Navigating reimbursement uncertainties is among the common “pitfalls” for hospices when stepping into Medicare Advantage negotiations, Korte stated. Unlike traditional fee-for-service payment structures, hospices need to navigate financial risks of potential unpaid services, he said.

This means hospices need solid billing and clinical documentation practices to secure sufficient reimbursement from MA plans, he indicated.

“Be prepared for every [claim] denial,” Korte said. “Learning from having a process orientation to the work that you do is key. It is relentlessly having this team attacking every piece of waste in that billing process. Bulletproof your clinical charting and documentation.”

However, a main challenge for hospices are variations in the ways payers analyze and determine reimbursement rates based on quality scores and patient population sizes, Korte added.

Hospices also need to understand the nuances of care delivery costs and how they factor in to MA reimbursement rates, according to Erin Masterson, associate principal of consulting at SimiTree.

“It’s not just submitting claims, [hospices] need to know the payers, they need to know the rules.
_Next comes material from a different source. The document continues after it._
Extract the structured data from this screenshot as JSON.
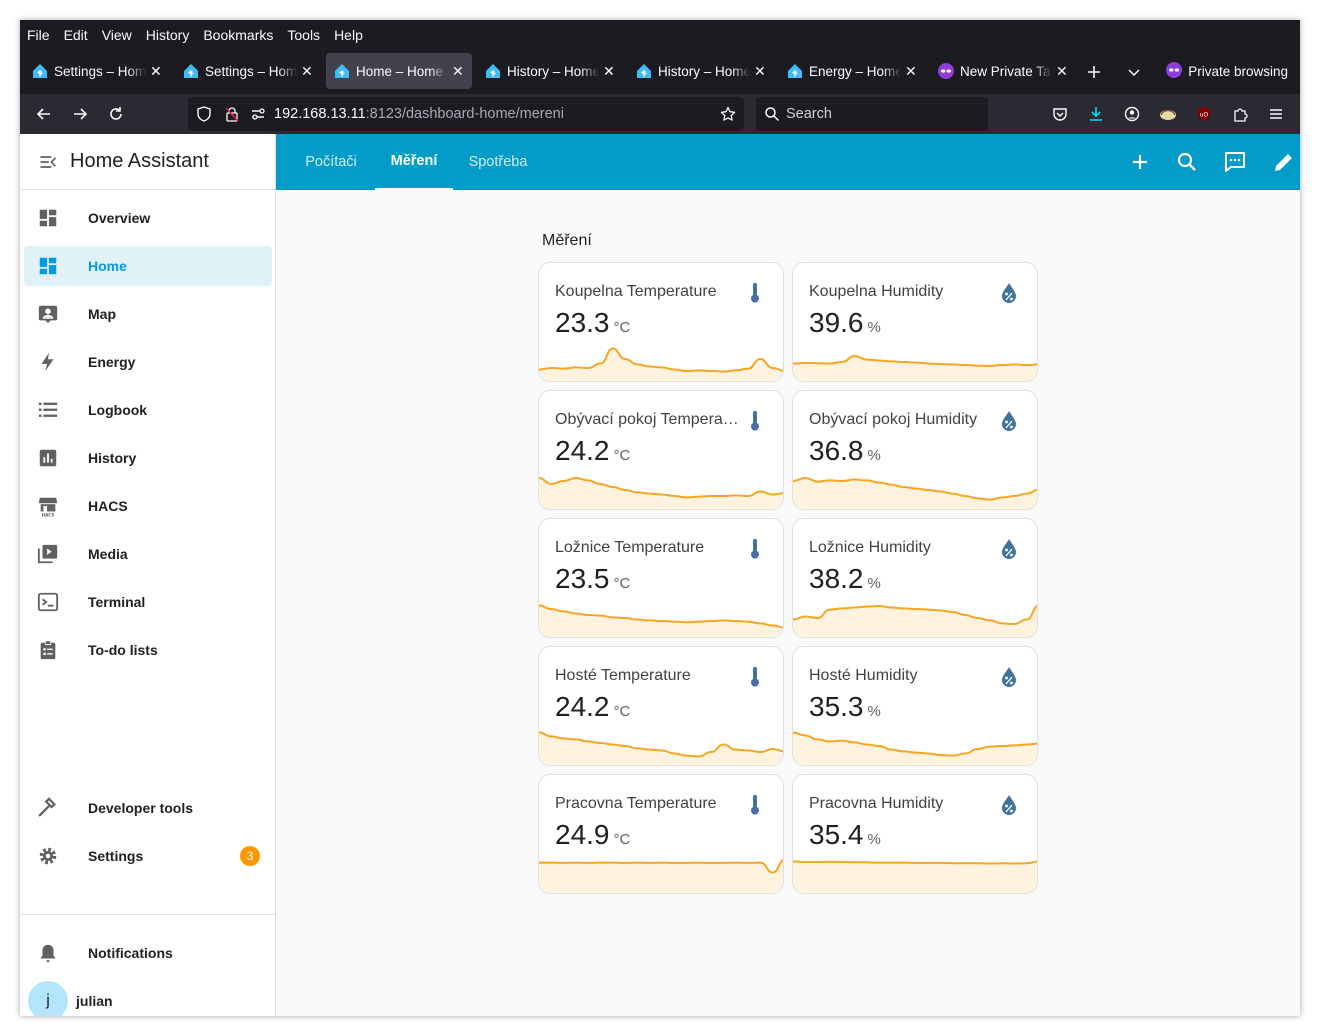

They need to be able to think critically — to be able to look at an admission rate and strategize,” Masterson said during the conference. “What are you willing to accept in that negotiation of understanding and being prepared for that conversation to illustrate the value of home health [and hospice]. Understanding your outcomes is important. But it’s [also] knowing when, how and what you’re going to have in your back pocket when you go into contracting.”

Another layer to approaching value-based payment negotiations is tracking any lost revenue tied to billing claim denials, or looking at a hospices’ “bad debt ratio,” she stated. Providers with higher rates of billing claim debt collection, for instance, are often viewed by Medicare Advantage plans as higher performing providers, Masterson explained.

Hospices that have insight into why certain claims were successful and others denied can gain a leg up on competitors in MA negotiations, she said.

“A lot of times there are payer projects that are occurring within these MA plans, and adjustments that happen,” Masterson stated. “And that’s why it’s so important to see what you’re writing off, analyzing that and calculating reimbursement adjustments to pivot revenue needs. When it comes to MA, it doesn’t follow the same rules. It’s how you really position ourselves to push on that reimbursement.”